Con las humanidades a un cuarto de gas en nuestro sistema educativo (hemos ido pasito a pasito hasta que por fin ya está instalada en la mente de todos la idea de que las Humanidades son para los pobres que no tienen inteligencia suficiente para las Ciencias), el dramaturgo manchego constituía uno de los últimos ejemplos de las maravillas post/ultramodernas que se pueden hacer con una erudición clásica. Su obra era una demostración viva de que el conocimiento de la Literatura, la Filosofía y el Arte antiguos, empleados de manera expresiva e inteligente, puede llevarte a caminos más significativos y contemporáneos que el camino habitual de moderneces con el que se despachan muchos autores de última ola.

Llamarle humanista por el mero hecho de que pudiera trabajar con igual destreza escritura, dibujo y escenografía no es decir mucho. Por ello vale más concretar que Francisco Nieva era la versión más viva y válida del humanismo contemporáneo, que es ese humanismo transgresor y gamberro que te muestra a un tiempo de dónde vienes y hacia dónde vas. Este Renacimiento sucio que sacaba Nieva en procesión en cada pieza debería encontrar continuador cuanto antes, porque es un camino de expresión apasionante en el teatro. Ahora que está tan de moda hablar de El Bosco, no es una tontería sugerir que obras como La carroza de plomo candente, Tórtolas, crepúsculo y telón o Coronada y el toro te sumergen en ese ambiente de pintura de lo grotesco que parece un mural vivo de nuestra locura.

Tórtolas, crepúsculo y… telón, de Francisco Nieva. (Teatro Valle-Inclán, 2010). || Fuente:: David Ruano.

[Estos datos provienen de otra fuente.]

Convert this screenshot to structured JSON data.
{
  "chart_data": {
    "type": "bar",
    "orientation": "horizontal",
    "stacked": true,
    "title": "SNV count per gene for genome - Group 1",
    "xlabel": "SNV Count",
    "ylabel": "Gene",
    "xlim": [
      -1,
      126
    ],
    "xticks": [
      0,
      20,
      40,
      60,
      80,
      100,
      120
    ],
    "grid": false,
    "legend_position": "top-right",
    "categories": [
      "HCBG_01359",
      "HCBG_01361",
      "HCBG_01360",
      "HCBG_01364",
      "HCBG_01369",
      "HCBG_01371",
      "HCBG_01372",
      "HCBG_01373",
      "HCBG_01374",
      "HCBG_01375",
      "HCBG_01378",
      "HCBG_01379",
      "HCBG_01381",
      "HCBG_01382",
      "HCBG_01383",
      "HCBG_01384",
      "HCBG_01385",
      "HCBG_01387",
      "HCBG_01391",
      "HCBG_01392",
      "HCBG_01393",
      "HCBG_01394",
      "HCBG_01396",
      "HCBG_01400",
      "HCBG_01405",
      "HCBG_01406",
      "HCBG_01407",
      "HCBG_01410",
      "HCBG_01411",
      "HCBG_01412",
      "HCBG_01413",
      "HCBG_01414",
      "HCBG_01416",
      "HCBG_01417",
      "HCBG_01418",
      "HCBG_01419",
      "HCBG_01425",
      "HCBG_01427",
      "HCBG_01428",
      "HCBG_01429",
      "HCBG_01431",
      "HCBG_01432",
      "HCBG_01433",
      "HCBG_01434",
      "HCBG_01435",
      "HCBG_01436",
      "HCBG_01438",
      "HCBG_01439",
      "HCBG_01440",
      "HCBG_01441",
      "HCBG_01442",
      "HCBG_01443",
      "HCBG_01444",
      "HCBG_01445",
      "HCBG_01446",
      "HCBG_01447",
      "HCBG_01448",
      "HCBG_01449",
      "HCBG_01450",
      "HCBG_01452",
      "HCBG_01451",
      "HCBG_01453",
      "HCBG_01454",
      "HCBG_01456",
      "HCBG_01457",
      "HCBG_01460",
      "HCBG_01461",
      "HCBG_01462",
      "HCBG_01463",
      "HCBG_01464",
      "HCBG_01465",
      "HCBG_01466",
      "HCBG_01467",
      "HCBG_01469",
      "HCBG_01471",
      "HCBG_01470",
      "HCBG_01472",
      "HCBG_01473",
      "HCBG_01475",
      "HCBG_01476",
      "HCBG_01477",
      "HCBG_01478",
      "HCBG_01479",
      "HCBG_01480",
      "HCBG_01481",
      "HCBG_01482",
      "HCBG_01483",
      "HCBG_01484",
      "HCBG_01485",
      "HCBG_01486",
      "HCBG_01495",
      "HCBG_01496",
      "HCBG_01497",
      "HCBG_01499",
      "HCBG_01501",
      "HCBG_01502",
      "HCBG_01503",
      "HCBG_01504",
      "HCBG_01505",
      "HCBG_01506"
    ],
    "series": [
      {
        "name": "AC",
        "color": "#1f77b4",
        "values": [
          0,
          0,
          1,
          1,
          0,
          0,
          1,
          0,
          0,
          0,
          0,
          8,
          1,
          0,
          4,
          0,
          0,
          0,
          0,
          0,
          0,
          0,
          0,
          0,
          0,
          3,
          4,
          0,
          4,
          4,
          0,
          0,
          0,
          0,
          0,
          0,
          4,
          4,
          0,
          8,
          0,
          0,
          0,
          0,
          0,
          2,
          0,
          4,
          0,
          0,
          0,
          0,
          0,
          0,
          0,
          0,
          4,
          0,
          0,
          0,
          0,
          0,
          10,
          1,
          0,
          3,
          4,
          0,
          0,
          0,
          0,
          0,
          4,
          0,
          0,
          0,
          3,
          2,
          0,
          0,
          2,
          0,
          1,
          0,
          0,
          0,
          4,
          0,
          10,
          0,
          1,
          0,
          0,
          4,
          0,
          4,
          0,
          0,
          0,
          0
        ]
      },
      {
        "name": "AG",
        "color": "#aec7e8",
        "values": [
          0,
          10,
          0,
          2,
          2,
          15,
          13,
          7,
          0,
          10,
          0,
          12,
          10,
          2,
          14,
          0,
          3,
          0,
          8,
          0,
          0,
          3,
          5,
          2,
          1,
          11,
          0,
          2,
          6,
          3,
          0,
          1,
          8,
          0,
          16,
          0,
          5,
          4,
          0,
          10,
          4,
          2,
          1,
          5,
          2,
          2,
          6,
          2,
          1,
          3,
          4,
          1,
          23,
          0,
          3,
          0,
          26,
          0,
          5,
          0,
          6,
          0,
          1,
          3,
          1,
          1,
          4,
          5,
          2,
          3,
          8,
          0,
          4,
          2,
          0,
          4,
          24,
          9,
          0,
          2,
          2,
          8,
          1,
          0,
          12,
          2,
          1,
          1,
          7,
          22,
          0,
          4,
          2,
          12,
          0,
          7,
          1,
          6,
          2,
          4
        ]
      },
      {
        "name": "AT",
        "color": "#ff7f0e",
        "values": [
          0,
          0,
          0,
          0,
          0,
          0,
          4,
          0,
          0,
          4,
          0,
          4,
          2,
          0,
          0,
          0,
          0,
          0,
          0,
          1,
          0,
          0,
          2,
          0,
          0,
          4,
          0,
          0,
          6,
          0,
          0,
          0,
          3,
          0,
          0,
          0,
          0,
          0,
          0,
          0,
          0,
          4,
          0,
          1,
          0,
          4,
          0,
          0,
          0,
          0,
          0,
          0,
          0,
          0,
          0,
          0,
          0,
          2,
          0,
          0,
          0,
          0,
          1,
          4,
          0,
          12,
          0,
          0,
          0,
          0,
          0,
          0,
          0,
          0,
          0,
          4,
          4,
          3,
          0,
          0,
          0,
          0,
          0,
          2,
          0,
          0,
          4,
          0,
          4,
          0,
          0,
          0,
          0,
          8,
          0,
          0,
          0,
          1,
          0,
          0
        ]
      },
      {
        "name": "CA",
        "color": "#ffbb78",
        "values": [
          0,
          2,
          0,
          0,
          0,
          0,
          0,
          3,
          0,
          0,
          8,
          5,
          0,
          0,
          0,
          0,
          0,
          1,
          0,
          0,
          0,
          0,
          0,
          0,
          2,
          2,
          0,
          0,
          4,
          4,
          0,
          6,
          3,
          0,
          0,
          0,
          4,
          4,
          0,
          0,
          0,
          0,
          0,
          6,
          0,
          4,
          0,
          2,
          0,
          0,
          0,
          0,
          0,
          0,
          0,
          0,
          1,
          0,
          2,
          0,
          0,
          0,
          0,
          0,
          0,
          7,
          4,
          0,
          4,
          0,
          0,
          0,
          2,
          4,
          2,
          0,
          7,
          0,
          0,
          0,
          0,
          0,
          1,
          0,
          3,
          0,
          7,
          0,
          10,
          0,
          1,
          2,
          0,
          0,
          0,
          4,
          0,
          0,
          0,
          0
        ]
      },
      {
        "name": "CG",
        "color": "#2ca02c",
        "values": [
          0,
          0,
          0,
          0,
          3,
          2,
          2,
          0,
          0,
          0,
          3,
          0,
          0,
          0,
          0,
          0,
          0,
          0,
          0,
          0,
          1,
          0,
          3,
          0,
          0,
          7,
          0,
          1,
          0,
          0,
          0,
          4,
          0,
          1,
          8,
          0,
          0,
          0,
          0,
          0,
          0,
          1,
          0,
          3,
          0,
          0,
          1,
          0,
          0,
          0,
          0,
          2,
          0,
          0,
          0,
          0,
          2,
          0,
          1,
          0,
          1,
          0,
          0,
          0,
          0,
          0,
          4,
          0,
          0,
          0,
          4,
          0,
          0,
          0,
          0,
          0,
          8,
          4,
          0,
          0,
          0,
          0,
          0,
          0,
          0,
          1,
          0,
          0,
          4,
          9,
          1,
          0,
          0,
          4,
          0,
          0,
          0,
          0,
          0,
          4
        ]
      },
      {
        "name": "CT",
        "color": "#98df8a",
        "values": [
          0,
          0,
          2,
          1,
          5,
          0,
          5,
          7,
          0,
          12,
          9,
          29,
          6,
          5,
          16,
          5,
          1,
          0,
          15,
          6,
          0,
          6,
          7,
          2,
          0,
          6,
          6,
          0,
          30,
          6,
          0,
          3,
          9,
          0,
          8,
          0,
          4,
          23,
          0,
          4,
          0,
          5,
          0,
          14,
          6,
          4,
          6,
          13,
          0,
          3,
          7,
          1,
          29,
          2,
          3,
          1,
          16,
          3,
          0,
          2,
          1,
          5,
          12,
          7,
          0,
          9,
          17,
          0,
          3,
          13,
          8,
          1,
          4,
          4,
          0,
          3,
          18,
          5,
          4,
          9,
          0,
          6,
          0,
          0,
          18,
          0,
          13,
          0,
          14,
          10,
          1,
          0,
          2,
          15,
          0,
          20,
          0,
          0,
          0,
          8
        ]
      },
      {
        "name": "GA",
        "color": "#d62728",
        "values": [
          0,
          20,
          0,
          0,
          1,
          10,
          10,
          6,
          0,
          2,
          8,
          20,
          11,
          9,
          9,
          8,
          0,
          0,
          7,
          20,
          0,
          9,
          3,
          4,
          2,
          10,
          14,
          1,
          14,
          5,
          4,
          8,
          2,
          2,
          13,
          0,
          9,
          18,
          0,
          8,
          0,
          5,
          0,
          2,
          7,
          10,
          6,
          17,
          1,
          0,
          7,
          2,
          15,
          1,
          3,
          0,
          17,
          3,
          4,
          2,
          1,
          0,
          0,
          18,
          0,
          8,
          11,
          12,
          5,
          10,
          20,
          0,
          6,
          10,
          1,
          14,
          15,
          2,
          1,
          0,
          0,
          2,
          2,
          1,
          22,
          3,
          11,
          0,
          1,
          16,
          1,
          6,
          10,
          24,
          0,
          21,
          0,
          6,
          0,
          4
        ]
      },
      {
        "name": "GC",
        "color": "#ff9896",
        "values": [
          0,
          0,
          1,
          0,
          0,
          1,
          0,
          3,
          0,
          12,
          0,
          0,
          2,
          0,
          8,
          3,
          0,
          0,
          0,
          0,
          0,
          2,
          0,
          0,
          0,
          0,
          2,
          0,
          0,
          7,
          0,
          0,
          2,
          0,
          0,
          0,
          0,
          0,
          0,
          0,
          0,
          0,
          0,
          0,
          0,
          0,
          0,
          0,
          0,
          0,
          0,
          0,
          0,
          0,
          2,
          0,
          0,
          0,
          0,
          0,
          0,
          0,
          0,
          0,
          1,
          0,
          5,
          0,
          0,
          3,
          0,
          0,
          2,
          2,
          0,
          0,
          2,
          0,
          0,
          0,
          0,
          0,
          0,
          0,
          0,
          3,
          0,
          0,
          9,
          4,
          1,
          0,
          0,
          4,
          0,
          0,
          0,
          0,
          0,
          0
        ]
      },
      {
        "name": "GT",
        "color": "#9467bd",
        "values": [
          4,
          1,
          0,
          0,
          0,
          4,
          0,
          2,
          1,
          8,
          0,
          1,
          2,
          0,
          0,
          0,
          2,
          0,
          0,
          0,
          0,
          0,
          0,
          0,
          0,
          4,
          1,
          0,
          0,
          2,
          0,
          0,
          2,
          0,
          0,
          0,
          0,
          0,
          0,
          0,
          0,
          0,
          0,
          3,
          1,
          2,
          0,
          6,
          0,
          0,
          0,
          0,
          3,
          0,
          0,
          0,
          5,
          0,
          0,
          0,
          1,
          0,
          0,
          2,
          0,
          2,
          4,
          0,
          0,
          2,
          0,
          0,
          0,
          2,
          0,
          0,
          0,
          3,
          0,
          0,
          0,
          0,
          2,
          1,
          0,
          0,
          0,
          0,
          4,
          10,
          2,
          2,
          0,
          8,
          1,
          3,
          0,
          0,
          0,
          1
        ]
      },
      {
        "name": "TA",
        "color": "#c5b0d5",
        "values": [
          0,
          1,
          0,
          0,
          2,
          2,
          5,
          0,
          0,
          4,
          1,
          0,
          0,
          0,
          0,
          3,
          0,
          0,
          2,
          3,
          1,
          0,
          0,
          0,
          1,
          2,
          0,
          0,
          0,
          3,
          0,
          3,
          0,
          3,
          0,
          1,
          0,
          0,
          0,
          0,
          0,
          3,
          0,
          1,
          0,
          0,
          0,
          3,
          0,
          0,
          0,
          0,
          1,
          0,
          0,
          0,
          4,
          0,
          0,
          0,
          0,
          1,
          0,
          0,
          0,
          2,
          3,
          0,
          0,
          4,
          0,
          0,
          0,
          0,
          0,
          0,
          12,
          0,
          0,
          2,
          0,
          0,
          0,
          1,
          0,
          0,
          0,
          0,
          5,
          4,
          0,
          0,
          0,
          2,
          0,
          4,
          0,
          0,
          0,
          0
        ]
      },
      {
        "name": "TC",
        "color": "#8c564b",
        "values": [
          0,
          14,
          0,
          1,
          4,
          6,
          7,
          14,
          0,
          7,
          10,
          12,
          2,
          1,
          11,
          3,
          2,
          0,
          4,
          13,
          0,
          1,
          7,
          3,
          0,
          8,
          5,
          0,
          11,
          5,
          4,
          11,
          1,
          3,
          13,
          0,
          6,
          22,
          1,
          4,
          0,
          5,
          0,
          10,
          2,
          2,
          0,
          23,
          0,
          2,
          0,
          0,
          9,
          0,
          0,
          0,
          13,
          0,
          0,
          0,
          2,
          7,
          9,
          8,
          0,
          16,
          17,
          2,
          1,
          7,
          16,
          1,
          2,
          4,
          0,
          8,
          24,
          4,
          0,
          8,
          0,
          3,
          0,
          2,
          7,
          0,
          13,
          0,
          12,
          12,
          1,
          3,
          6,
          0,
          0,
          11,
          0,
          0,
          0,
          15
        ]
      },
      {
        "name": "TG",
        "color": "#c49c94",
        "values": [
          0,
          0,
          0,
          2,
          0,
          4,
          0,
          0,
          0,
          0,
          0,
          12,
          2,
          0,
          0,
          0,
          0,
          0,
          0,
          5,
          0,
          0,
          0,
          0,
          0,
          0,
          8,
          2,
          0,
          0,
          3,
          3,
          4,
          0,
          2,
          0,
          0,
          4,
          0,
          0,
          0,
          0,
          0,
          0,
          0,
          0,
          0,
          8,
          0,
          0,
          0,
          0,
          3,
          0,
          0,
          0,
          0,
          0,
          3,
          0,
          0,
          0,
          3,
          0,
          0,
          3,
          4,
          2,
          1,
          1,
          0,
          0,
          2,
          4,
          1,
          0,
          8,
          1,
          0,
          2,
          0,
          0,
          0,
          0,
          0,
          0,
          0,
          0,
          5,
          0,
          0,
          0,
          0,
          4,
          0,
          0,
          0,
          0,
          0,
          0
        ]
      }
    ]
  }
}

Archivo CDT.
Tórtolas, crepúsculo y… telón, de Francisco Nieva. (Teatro Valle-Inclán, 2010). || Fuente: David Ruano. Archivo CDT.

Tuve la inmensa suerte de ganar este verano un premio de teatro que lleva su nombre, y desde ese momento siento que el mejor regalo ofrecido por el certamen era sentirme acompañado para siempre por las palabras mágicas del nombre del dramaturgo. Esto que ahora leen es parte de mi agradecimiento a tanto honor.

Me preguntaba un amigo hace unos días por qué no se representaba más a Buero Vallejo, y más en un año tan señalado como el que atravesamos. Le contesté, medio en broma medio en serio, que la razón era que el teatro de Buero olía a pobre, y de eso el español no quiere saber nada. El teatro de Nieva huele a nosotros mismos, es el olor de la humanidad. Es el hedor de un mundo que se desploma por el peso de su ignorancia y la sinrazón de sus decisiones. Esperemos que en el futuro este olor no repugne a los nuestros, porque sueño con que no le ocurra nunca lo que a Buero Vallejo: que le respetemos tanto que no se nos ocurra representarle.